For quite a long time, people kept their distance from Lao Ba, thinking that ever since he married into the Wang family, the Wang family had suffered a series of disasters, which always made people feel an inexplicable fear.
But as time went by, Lao Ba's status in the village returned to its original height. There was no other way, Banpo Village had only one capable man, and when adults sought medical treatment or medicine, when children sought education, when someone died or when someone got married, Lao Ba had to come forward to make arrangements. No matter how difficult the matter was, as long as Lao Ba showed up, people immediately felt that they had a backbone.
So, before long, Lao Ba's prestige in Banpo Village returned to its previous state.
At that time, Juzi had not yet married Dalong. For a while, when she walked on the street, she always felt like there was a pair of eyes staring at her back from behind, making her feel uncomfortable all over.
Later, she finally found an opportunity to look back and discovered that the person was Lao Ba.
Lao Ba had not received much education, but he was very intelligent and could come up with some new terms from time to time, which earned him great respect from both the young and old. He claimed that he had studied this "scripture" and that "scripture" and could also read faces and tell fortunes.
In short, Lao Ba is a "Godfather"-like figure in Banpo Village, known as the "little god".
As a result, although Lao Ba was an old widower in his early fifties, women of all ages would often come to his small house at the end of the village to seek medical advice, divination and fortune-telling. Among them, the mute woman, Dafeng, Shadiuer's mother, Lanzi, and a girl named Xiaoduo came the most frequently.
However, after these women came out from Lao Ba's place, their reactions varied. Some were jubilant and refreshed, while others looked pale and listless.
These days, Lao Ba has been out for more than a week and hasn't come back yet. Someone in the village is sick again, but they can't find medicine. They go to Lao Ba's house several times a day, but there is no result.
The children who were no longer under the supervision of Lao Ba, their "private school teacher", were running around the streets like sheep, making their parents upset.

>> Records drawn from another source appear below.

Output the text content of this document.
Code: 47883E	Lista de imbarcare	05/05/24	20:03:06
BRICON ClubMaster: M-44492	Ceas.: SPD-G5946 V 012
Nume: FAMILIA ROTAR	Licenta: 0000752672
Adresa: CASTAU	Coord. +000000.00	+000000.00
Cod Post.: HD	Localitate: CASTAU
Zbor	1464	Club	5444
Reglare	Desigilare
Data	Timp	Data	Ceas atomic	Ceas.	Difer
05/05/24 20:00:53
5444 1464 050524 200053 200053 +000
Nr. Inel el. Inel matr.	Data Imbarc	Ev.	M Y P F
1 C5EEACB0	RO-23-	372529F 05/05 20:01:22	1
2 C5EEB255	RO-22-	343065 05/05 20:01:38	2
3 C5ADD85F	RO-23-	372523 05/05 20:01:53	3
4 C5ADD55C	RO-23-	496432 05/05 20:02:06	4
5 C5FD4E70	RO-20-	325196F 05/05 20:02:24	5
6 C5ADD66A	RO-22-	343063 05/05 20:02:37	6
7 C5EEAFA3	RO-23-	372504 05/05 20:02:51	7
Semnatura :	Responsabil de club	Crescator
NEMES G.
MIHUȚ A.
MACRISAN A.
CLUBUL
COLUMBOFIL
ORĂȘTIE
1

It is said that at this time of year every year, Lao Ba would go to the mountains to dig medicinal herbs. He could collect all kinds of precious medicinal herbs, including wild ginseng, in some secret places that no one had ever been to.
What worries everyone is that recently four women in the village have suddenly disappeared while going up the mountain to pick wild vegetables or herbs.
Could it be that the tigers and bears, which have been rarely seen for many years, have come out again?
For a while, everyone in the village was in a panic, fearing that Lao Ba would never come back.
Others would not attract much attention if they went into the mountains and never came back, but Lao Ba was different. In such a big village, how many people would suffer from headaches, fevers, and injuries every day? In addition, the school outside the mountains was too far away, and there was no one to teach the children!
Without Lao Ba, life of the Banpo villagers was really in chaos.
According to old people who knew the situation, Lao Ba often went to the mountains, not only to collect ginseng, but he also opened up a piece of wasteland in the mountains and planted a lot of medicinal herbs.
So everyone guessed that Lao Ba must have gone into the mountains to take care of medicinal herbs.
But no one can tell exactly where that place is.